Derrière la Roumanie (25,3 %), la Bulgarie (22,9 %) l’Espagne (22,3 %) et la Lituanie (21,9 %), le niveau de pauvreté de la France se situe parmi les plus bas avec un taux à 13,6 %.

La précarisation croissante des revenus et allocations sociales amène de plus en plus de ménages à être dans l’incapacité de faire face à leurs dépenses quotidiennes de base, et ne parviennent donc plus à rembourser d’éventuelles dettes, qu’elles soient ou non liées à un crédit. Les médiateurs de dettes constatent que de plus en plus de situations de surendettement sont dues à l’impossibilité de faire face aux dépenses du quotidien. Sans parler des accidents de la vie (maladie, perte d’emploi, séparation…) entraînant une perte brutale de revenus ou une augmentation des charges.

En France : une mesure phare !

Les différences de taux de pauvreté entre les différents pays de l’Union européenne s’expliquent en partie par des différences entre les systèmes nationaux de transferts sociaux, et plus particulièrement de soutien au revenu. Les États membres mettent en œuvre des politiques différentes pour lutter contre la pauvreté et l’exclusion sociale.
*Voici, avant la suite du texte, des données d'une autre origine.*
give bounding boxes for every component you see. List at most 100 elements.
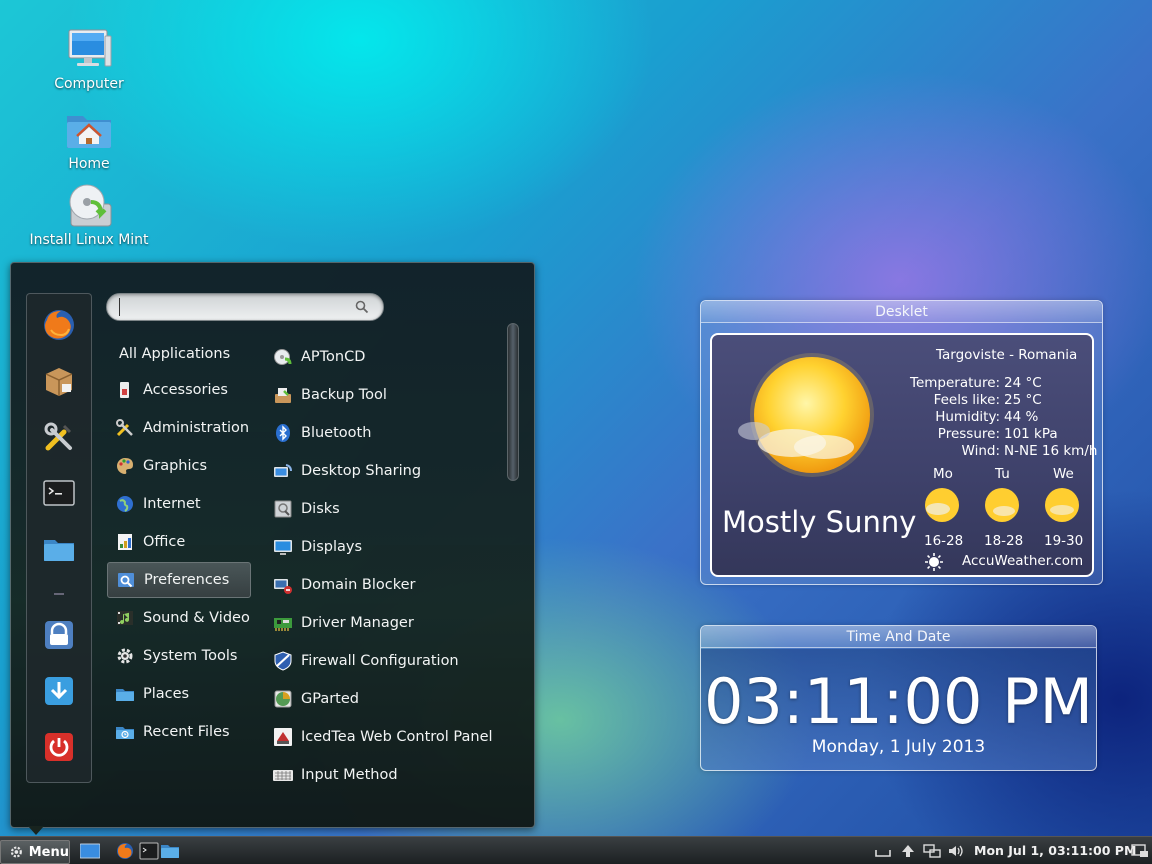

S’appuyant sur un système social redistributif, la France a voté en 2013 un premier plan pluriannuel de lutte contre la pauvreté et l’exclusion sociale, renouvelé pour la période 2015-2017. Des concertations ont eu lieu de janvier à mars 2018 en vue d’un nouveau programme : elles ont réuni des membres de la direction générale de la cohésion sociale, des acteurs de terrain (élus locaux, représentants associatifs) ainsi que des personnes en situation de pauvreté. La concrétisation de ces pourparlers devrait avoir lieu cet automne prochain.
L’effort dans la lutte contre la pauvreté repose majoritairement sur les aides sociales (allocations logement, prestations familiales), ainsi que sur l’allègement des charges fiscales ou la prime d’activité.

Un investissement accru en direction des enfants et des jeunes

Parce que la lutte contre la pauvreté doit s’inscrire dans une logique d’égalité des chances, mais aussi parce que la pauvreté touche particulièrement ces publics, la future stratégie prendra comme point d’entrée la situation des enfants et des jeunes.

La future stratégie reposera sur un changement des modalités d’intervention publique, davantage tournées vers l’amont et fondée sur l’accompagnement des personnes tout au long de leur parcours. Il s’agit d’adopter une logique d’investissement social pour intervenir en amont des difficultés et à chacune des étapes de la vie, en examinant à ces étapes les politiques publiques dans leur globalité et non en silo.

Un versement unique des aides dès 2019

Par ailleurs, le gouvernement pourrait se rapprocher d’un revenu de base. Parmi les mesures attendues, le gouvernement souhaiterait opter pour une « aide sociale unique » sous la forme de « revenu de base ». Toutes les prestations sociales (AAH, RSA, prime d’activité…) seraient alors versées en même temps, avant, peut-être, une fusion des minima sociaux. Pas question cependant de toucher à la prime d’activité, ni à l’allocation spécifique de solidarité pour les chômeurs en fin de droits.

Le dispositif « zéro chômeur », dont le bilan actuel est positif, pourrait quant à lui être étendu à davantage de territoires et serait couplé à un dispositif  » d’accompagnement vers l’emploi » pour ramener les bénéficiaires du RSA vers le travail.